Wednesday, May 19, 2021

Cosmic Accidents and the Chain of Command

Many years ago now, a man I love and respect opened up the book of Matthew and read us the story of the centurion’s faith. You will recall that the Lord commended this Roman soldier as exceptional because he understood that Jesus possessed the ability to heal from far away as easily as he could heal when immediately present, so he didn’t wish to trouble the Lord unnecessarily by asking him to undertake a journey in order to do him a favor.

The centurion expressed his conviction this way: “I too am a man under authority, with soldiers under me. And I say to one, ‘Go,’ and he goes, and to another, ‘Come,’ and he comes, and to my servant, ‘Do this,’ and he does it.”

“Only say the word ...” Wow. That was indeed great faith, and the Lord responded to it.

The Chain of Command

The practical application my friend drew from the passage was this: in order to possess authority that will always be reliably backed up, one must first be subject to one’s own higher authority. I have never forgotten it.

We are living at a time in human history when our Western authorities are demonstrating how comprehensively they fail to grasp this principle, and the consequences of their willful disconnection from the chain of command — from the One from whom all authority derives — are rapidly becoming darkly hilarious.

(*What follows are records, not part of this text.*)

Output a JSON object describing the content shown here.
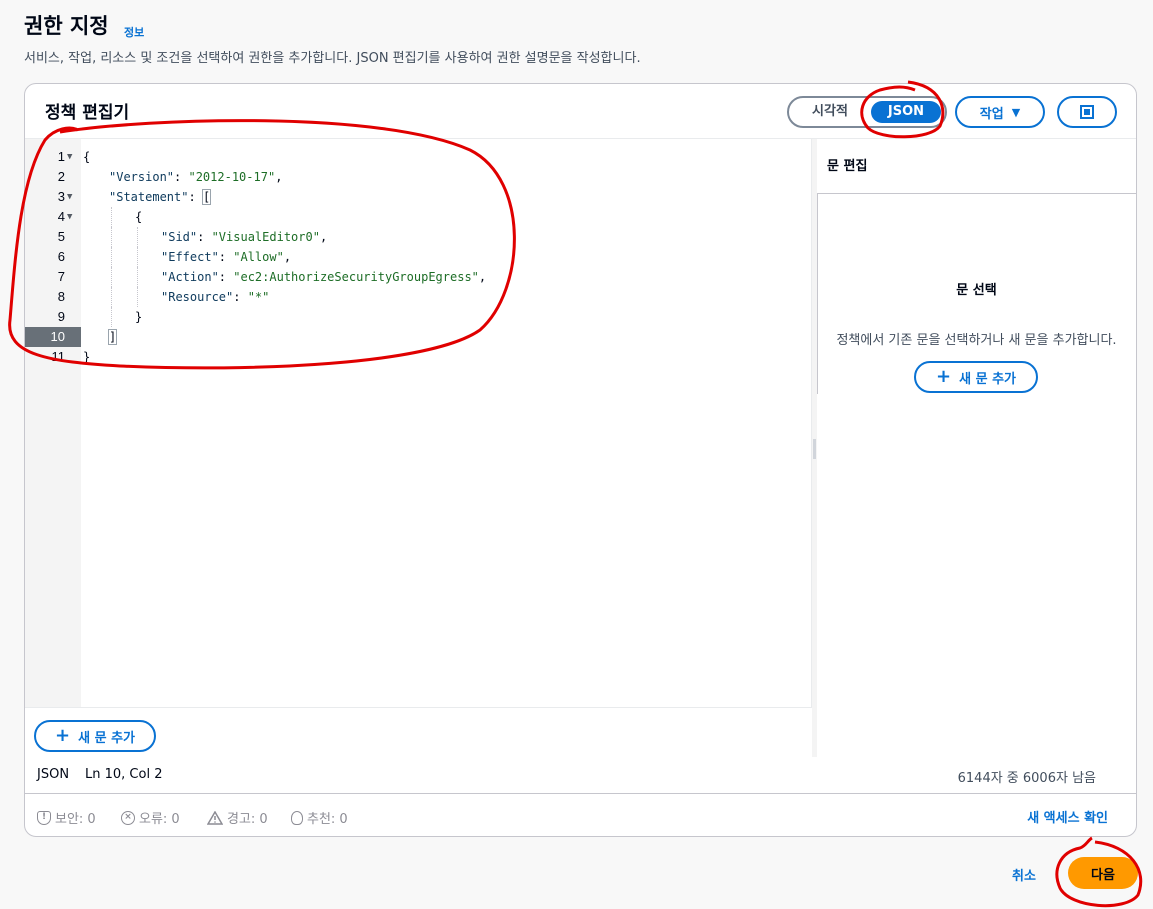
{
  "header": {
    "title": "권한 지정",
    "info": "정보",
    "description": "서비스, 작업, 리소스 및 조건을 선택하여 권한을 추가합니다. JSON 편집기를 사용하여 권한 설명문을 작성합니다."
  },
  "editor": {
    "title": "정책 편집기",
    "mode_visual": "시각적",
    "mode_json": "JSON",
    "active_mode": "JSON",
    "actions_label": "작업",
    "add_statement_label": "새 문 추가",
    "active_line": "10",
    "lines": [
      {
        "num": "1",
        "text": "{"
      },
      {
        "num": "2",
        "key": "\"Version\"",
        "value": "\"2012-10-17\""
      },
      {
        "num": "3",
        "key": "\"Statement\"",
        "open": "["
      },
      {
        "num": "4",
        "text": "{"
      },
      {
        "num": "5",
        "key": "\"Sid\"",
        "value": "\"VisualEditor0\""
      },
      {
        "num": "6",
        "key": "\"Effect\"",
        "value": "\"Allow\""
      },
      {
        "num": "7",
        "key": "\"Action\"",
        "value": "\"ec2:AuthorizeSecurityGroupEgress\""
      },
      {
        "num": "8",
        "key": "\"Resource\"",
        "value": "\"*\""
      },
      {
        "num": "9",
        "text": "}"
      },
      {
        "num": "10",
        "text": "]"
      },
      {
        "num": "11",
        "text": "}"
      }
    ]
  },
  "side_panel": {
    "header": "문 편집",
    "empty_title": "문 선택",
    "empty_desc": "정책에서 기존 문을 선택하거나 새 문을 추가합니다.",
    "add_label": "새 문 추가"
  },
  "status": {
    "language": "JSON",
    "position": "Ln 10, Col 2",
    "chars": "6144자 중 6006자 남음"
  },
  "validation": {
    "security": "보안: 0",
    "errors": "오류: 0",
    "warnings": "경고: 0",
    "suggestions": "추천: 0",
    "review_link": "새 액세스 확인"
  },
  "footer": {
    "cancel": "취소",
    "next": "다음"
  },
  "colors": {
    "accent": "#0972d3",
    "primary_button": "#ff9900",
    "annotation": "#e00000"
  }
}
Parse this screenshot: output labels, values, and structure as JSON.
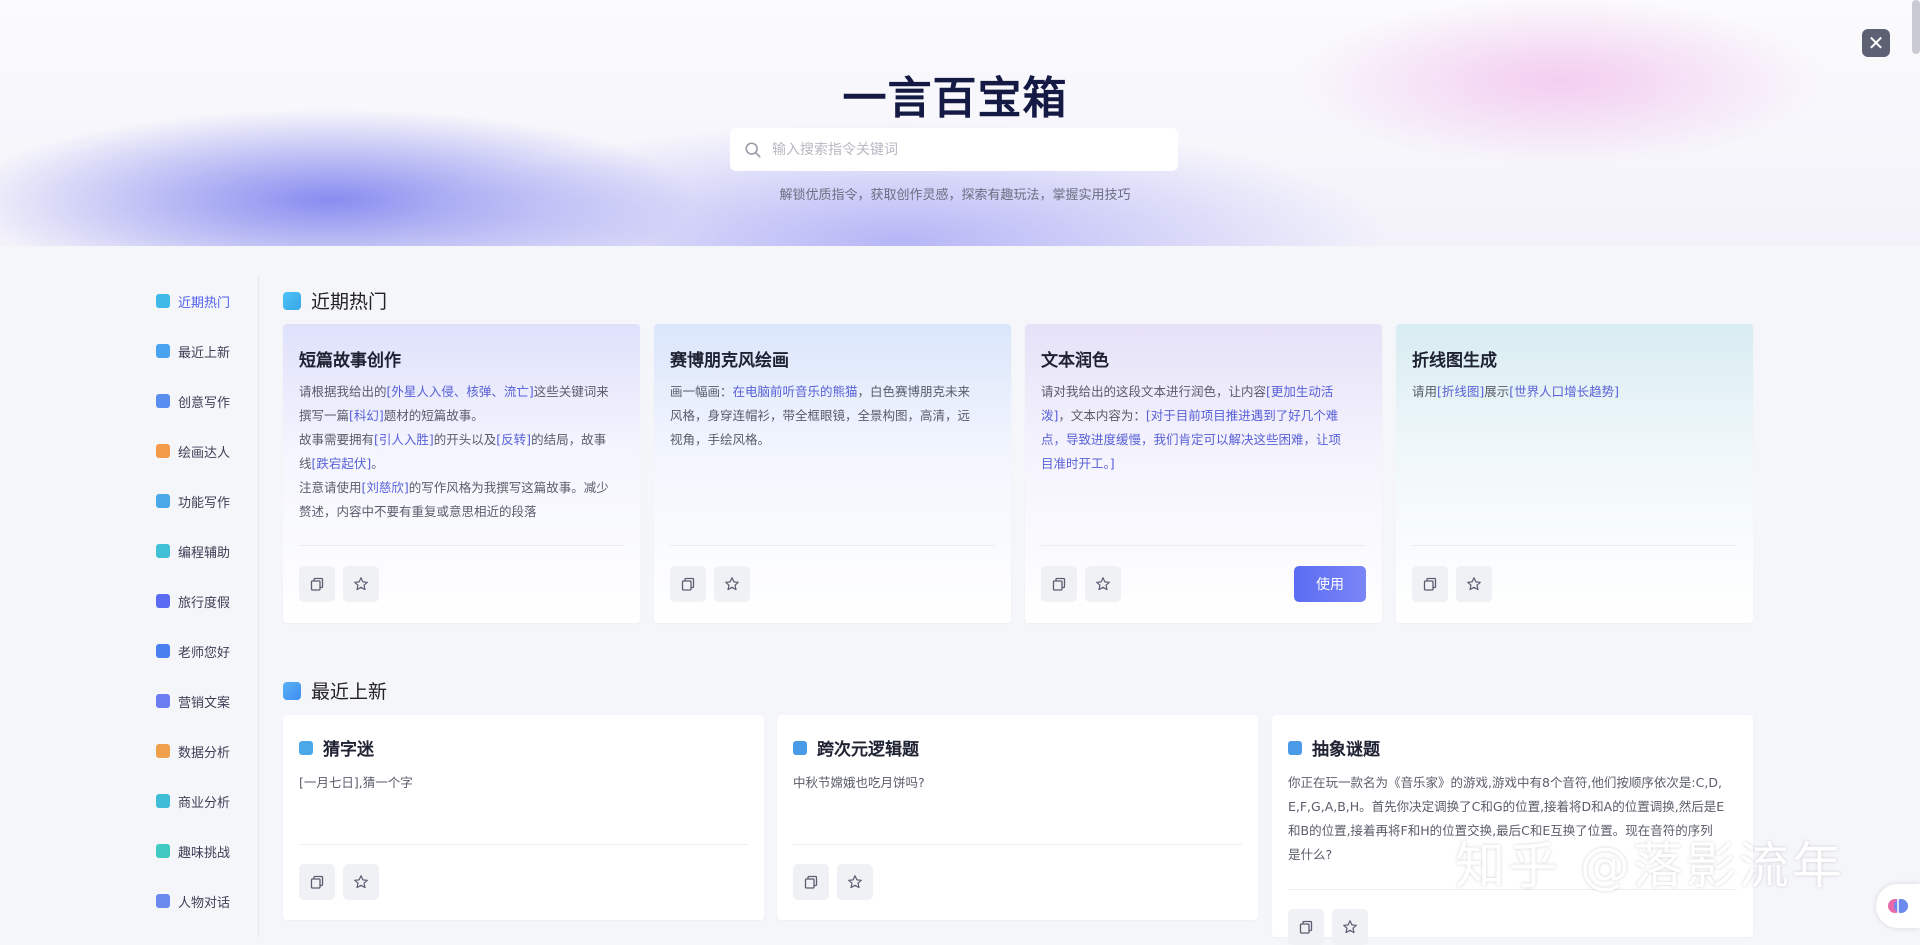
{
  "header": {
    "title": "一言百宝箱",
    "search_placeholder": "输入搜索指令关键词",
    "subtitle": "解锁优质指令，获取创作灵感，探索有趣玩法，掌握实用技巧"
  },
  "sidebar": {
    "items": [
      {
        "label": "近期热门",
        "color": "#3fb9e8"
      },
      {
        "label": "最近上新",
        "color": "#4aa3f0"
      },
      {
        "label": "创意写作",
        "color": "#5a8df0"
      },
      {
        "label": "绘画达人",
        "color": "#f39b4a"
      },
      {
        "label": "功能写作",
        "color": "#4aa8e8"
      },
      {
        "label": "编程辅助",
        "color": "#3fc0d6"
      },
      {
        "label": "旅行度假",
        "color": "#5b6cf3"
      },
      {
        "label": "老师您好",
        "color": "#4a7ff0"
      },
      {
        "label": "营销文案",
        "color": "#6a7cf0"
      },
      {
        "label": "数据分析",
        "color": "#f0a04a"
      },
      {
        "label": "商业分析",
        "color": "#3fbcd6"
      },
      {
        "label": "趣味挑战",
        "color": "#3fc9c0"
      },
      {
        "label": "人物对话",
        "color": "#6a8af0"
      }
    ]
  },
  "hot_section": {
    "title": "近期热门",
    "cards": [
      {
        "title": "短篇故事创作",
        "lines": [
          [
            {
              "t": "请根据我给出的"
            },
            {
              "t": "[外星人入侵、核弹、流亡]",
              "h": true
            },
            {
              "t": "这些关键词来"
            }
          ],
          [
            {
              "t": "撰写一篇"
            },
            {
              "t": "[科幻]",
              "h": true
            },
            {
              "t": "题材的短篇故事。"
            }
          ],
          [
            {
              "t": "故事需要拥有"
            },
            {
              "t": "[引人入胜]",
              "h": true
            },
            {
              "t": "的开头以及"
            },
            {
              "t": "[反转]",
              "h": true
            },
            {
              "t": "的结局，故事"
            }
          ],
          [
            {
              "t": "线"
            },
            {
              "t": "[跌宕起伏]",
              "h": true
            },
            {
              "t": "。"
            }
          ],
          [
            {
              "t": "注意请使用"
            },
            {
              "t": "[刘慈欣]",
              "h": true
            },
            {
              "t": "的写作风格为我撰写这篇故事。减少"
            }
          ],
          [
            {
              "t": "赘述，内容中不要有重复或意思相近的段落"
            }
          ]
        ]
      },
      {
        "title": "赛博朋克风绘画",
        "lines": [
          [
            {
              "t": "画一幅画："
            },
            {
              "t": "在电脑前听音乐的熊猫",
              "h": true
            },
            {
              "t": "，白色赛博朋克未来"
            }
          ],
          [
            {
              "t": "风格，身穿连帽衫，带全框眼镜，全景构图，高清，远"
            }
          ],
          [
            {
              "t": "视角，手绘风格。"
            }
          ]
        ]
      },
      {
        "title": "文本润色",
        "use_label": "使用",
        "lines": [
          [
            {
              "t": "请对我给出的这段文本进行润色，让内容"
            },
            {
              "t": "[更加生动活",
              "h": true
            }
          ],
          [
            {
              "t": "泼]",
              "h": true
            },
            {
              "t": "，文本内容为："
            },
            {
              "t": "[对于目前项目推进遇到了好几个难",
              "h": true
            }
          ],
          [
            {
              "t": "点，导致进度缓慢，我们肯定可以解决这些困难，让项",
              "h": true
            }
          ],
          [
            {
              "t": "目准时开工。]",
              "h": true
            }
          ]
        ]
      },
      {
        "title": "折线图生成",
        "lines": [
          [
            {
              "t": "请用"
            },
            {
              "t": "[折线图]",
              "h": true
            },
            {
              "t": "展示"
            },
            {
              "t": "[世界人口增长趋势]",
              "h": true
            }
          ]
        ]
      }
    ]
  },
  "new_section": {
    "title": "最近上新",
    "cards": [
      {
        "title": "猜字迷",
        "lines": [
          [
            {
              "t": "[一月七日],猜一个字"
            }
          ]
        ]
      },
      {
        "title": "跨次元逻辑题",
        "lines": [
          [
            {
              "t": "中秋节嫦娥也吃月饼吗?"
            }
          ]
        ]
      },
      {
        "title": "抽象谜题",
        "lines": [
          [
            {
              "t": "你正在玩一款名为《音乐家》的游戏,游戏中有8个音符,他们按顺序依次是:C,D,"
            }
          ],
          [
            {
              "t": "E,F,G,A,B,H。首先你决定调换了C和G的位置,接着将D和A的位置调换,然后是E"
            }
          ],
          [
            {
              "t": "和B的位置,接着再将F和H的位置交换,最后C和E互换了位置。现在音符的序列"
            }
          ],
          [
            {
              "t": "是什么?"
            }
          ]
        ]
      }
    ]
  },
  "watermark": "知乎 @落影流年"
}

If I am nothing more than a cosmic accident or a sack of sentient meat, then of course I am the final word on absolutely everything. I may do exactly what I like at every moment, because nobody around me has any more real authority than I do and nobody’s opinion is any more valid than my own. Why should anyone else get to dictate how I behave? My relationship to all putative authority figures will be purely pragmatic: obey if they can hurt me, disobey when they are not looking.

If we are not creatures subject to our Creator, then there is no higher good (assuming we can speak of “good” at all) than the fulfillment of my own desires, and chasing these becomes the object of my existence.

What is ‘Good’?

Consider what sort of authority figure such a worldview will make me in practice, whether as a father, a teacher, an employer, a religious leader or even as a cog in the machinery of the secular state. In God’s economy, a ruler is “not a terror to good conduct, but to bad”. He is “God’s servant for your good”. But you see the problem, surely. This only works as intended, and to the benefit of all, when the words “good” and “bad” mean the same thing to the public and to their elected officials as they mean to the God from whom all authority derives.

When instead our rulers define these things for themselves, or when it is expedient for them to pretend to define them the way the majority of their unthinking subjects do, we get ... well, exactly what we are currently getting. “Good” now means nothing more profound than the maximum number of individuals living as long as possible, no matter what else society may give up in the bargain (a staggering loss estimated by one professor of economics at Simon Fraser University as something between 3.6 and 282 times any benefit derived from the last year of lockdowns).

Oh, and “bad” is anyone who disagrees with the conventional wisdom, probably including the economics professor.

But this is a perfectly consistent approach to take if you and those over whom you exercise authority are nothing more than cosmic accidents. If this world and my experience of it are all there is, then every last second of life is to be held onto by any means necessary, and at any cost, and every public policy decision made for us will be motivated by nothing more enlightened than rank, animal fear.

Just not fear of God, unfortunately.